Independentemente da cronologia específica, muitos grupos neolíticos europeus compartilham características básicas, como viver em comunidades de pequena escala, mais igualitárias do que as cidades-estado e chefaturas da Idade do Bronze, e com abundante produção de artigos de cerâmica artesanal graças à invenção da roda de oleiro. Se inicialmente o Neolítico constituía sociedades de cariz matriarcal, em que a mulher era responsável pela casa, filhos e colheita de frutos e vegetais selvagens, e os homens responsáveis pela caça de alimento animal, e pela segurança da família em relação às adversidades dos elementos, animais, e outros homens que mais tarde acabou por dar lugar à Idade do Bronze, da Guerra e das cidades-estado. 

As opiniões depois não são consensuais entre arqueólogos, antropólogos e historiadores quanto à passagem do matriarcado para o patriarcado. Inicialmente Gimbutas teorizou a origem do patriarcado com a invasão dos povos da chamada língua indo-europeia. Estes sim, nómadas, bélicos e patrilineares. Usando evidências de cerâmica e escultura, e combinando as ferramentas da arqueologia e da mitologia comparada, linguística e, mais controversamente, etnográfica. Gimbutas inventou um novo campo interdisciplinar: Arqueomitologia. E assumiu que os pelasgos, minoicos, iberos, etruscos, bascos, e muitos outros eram povos autóctones pré-indo-europeus. Não se sabe quantas línguas pré-indo-europeias existiram. Também não se sabe se os nomes antigos desses povos se referiam a falantes de línguas distintas.

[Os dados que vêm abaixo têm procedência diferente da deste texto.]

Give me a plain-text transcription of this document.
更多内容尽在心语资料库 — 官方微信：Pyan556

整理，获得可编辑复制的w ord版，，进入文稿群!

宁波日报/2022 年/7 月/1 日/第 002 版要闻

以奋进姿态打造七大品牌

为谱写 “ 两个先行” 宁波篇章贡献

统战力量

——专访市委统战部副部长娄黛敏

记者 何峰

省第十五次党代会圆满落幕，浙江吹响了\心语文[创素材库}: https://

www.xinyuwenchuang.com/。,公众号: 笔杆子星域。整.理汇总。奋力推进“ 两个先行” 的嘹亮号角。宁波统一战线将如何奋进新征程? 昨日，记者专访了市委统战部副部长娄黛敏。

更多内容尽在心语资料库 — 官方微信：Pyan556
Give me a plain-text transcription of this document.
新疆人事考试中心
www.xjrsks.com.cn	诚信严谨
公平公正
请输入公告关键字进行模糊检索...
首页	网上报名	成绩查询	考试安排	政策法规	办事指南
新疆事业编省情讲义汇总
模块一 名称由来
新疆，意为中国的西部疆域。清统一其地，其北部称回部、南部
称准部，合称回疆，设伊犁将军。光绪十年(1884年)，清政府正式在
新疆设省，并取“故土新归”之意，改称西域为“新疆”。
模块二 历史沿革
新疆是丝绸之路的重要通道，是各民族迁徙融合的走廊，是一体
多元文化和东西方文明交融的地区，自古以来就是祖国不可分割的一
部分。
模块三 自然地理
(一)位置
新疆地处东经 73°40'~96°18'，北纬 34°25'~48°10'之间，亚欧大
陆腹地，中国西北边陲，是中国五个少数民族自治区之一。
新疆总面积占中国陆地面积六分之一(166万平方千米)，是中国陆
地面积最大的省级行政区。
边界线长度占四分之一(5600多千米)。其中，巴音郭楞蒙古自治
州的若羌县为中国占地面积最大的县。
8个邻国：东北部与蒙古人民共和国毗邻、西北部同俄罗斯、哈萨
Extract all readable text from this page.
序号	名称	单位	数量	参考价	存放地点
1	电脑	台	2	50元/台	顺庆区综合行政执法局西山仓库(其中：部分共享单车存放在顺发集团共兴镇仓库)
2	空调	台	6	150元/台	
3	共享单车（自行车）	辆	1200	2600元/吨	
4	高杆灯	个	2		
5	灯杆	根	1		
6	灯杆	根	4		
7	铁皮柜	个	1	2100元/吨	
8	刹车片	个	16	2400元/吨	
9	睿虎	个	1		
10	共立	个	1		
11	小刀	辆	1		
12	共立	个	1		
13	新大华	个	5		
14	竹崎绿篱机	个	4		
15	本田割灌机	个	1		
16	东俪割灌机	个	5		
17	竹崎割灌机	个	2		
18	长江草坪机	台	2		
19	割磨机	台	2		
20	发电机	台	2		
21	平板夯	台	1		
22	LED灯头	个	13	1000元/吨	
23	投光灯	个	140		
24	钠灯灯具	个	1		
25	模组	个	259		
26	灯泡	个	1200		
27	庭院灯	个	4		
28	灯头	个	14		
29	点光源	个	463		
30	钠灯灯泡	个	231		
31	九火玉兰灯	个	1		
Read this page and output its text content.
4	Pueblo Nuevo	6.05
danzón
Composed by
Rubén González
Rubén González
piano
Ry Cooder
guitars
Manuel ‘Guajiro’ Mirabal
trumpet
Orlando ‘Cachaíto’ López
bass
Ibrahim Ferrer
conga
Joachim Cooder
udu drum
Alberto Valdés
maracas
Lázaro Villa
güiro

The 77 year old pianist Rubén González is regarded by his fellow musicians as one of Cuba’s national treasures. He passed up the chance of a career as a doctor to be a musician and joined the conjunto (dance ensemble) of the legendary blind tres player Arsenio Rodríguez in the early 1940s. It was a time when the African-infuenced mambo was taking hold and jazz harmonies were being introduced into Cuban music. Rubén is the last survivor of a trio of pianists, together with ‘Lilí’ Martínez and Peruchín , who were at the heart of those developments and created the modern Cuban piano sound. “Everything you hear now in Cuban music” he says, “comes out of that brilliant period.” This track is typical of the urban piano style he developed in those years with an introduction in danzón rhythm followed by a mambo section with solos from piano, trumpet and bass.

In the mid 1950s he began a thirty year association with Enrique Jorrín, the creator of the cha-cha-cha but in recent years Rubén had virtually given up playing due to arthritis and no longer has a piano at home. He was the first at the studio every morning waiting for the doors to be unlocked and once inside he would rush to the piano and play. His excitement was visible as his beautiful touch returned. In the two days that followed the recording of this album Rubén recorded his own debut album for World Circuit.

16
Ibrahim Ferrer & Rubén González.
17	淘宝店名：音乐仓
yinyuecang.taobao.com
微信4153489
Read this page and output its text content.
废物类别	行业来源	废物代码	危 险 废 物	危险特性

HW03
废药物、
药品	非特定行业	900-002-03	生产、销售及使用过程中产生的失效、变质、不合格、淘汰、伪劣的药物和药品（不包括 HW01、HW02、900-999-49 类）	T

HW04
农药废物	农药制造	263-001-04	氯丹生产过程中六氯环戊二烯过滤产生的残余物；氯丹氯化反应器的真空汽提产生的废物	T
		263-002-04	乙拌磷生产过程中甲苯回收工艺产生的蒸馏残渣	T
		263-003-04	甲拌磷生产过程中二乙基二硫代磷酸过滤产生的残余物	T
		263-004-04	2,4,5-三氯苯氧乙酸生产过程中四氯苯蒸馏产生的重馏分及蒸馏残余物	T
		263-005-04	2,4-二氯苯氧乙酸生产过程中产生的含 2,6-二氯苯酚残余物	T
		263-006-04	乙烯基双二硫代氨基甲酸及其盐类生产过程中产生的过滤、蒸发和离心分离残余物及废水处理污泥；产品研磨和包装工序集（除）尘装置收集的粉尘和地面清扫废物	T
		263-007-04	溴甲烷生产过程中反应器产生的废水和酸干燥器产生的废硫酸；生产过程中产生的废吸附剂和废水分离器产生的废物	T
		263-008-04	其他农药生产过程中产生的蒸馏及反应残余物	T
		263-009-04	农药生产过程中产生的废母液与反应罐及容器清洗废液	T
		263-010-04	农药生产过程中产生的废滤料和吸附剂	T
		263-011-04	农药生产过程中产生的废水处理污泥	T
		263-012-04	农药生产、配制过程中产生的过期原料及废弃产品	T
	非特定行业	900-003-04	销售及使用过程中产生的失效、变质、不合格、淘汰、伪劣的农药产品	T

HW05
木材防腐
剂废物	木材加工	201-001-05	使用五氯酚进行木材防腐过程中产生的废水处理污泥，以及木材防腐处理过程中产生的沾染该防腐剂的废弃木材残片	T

De acordo com a versão de Gimbutas da hipótese Kurgan, a Europa da Idade do Bronze foi invadida e destruída por nómadas de vida pastoril. Esses povos que habitavam as estepes entre o mar Cáspio e o mar Negro, que já dominavam o cavalo e a roda, tinham todas as condições para garantir migrações persistentes ao longo dos anos. Os povos da cultura Kurgan eram um exemplo marcante. Mas uma outra versão concorrente de Colin Renfrew sugere que as línguas indo-europeias foram espalhadas por toda a Europa pelos primeiros agricultores da Anatólia. Na formulação original da hipótese, as línguas da zona dos Balcãs já pertenciam à família indo-europeia, mas não desempenharam nenhum papel especial em sua transmissão. De acordo com a revisão mais recente da teoria de Renfrew as famílias linguísticas grega, arménia e balto-eslava divergiram por volta de 5000 a.C. Três estudos genéticos em 2015 deram apoio parcial a esta teoria. De acordo com esses estudos, os haplogrupos R1b e R1a, agora os mais comuns na Europa (R1a também é comum no sul da Ásia) teriam expandido das estepes ao norte dos mares Negro e Cáspio, trazendo consigo pelo menos algumas das línguas indo-europeias; eles também detectaram um componente autossómico presente nos europeus modernos que teriam sido introduzidos com as linhagens paternas R1b e R1a, faladores de línguas indo-europeias, que não estava presente nos europeus neolíticos.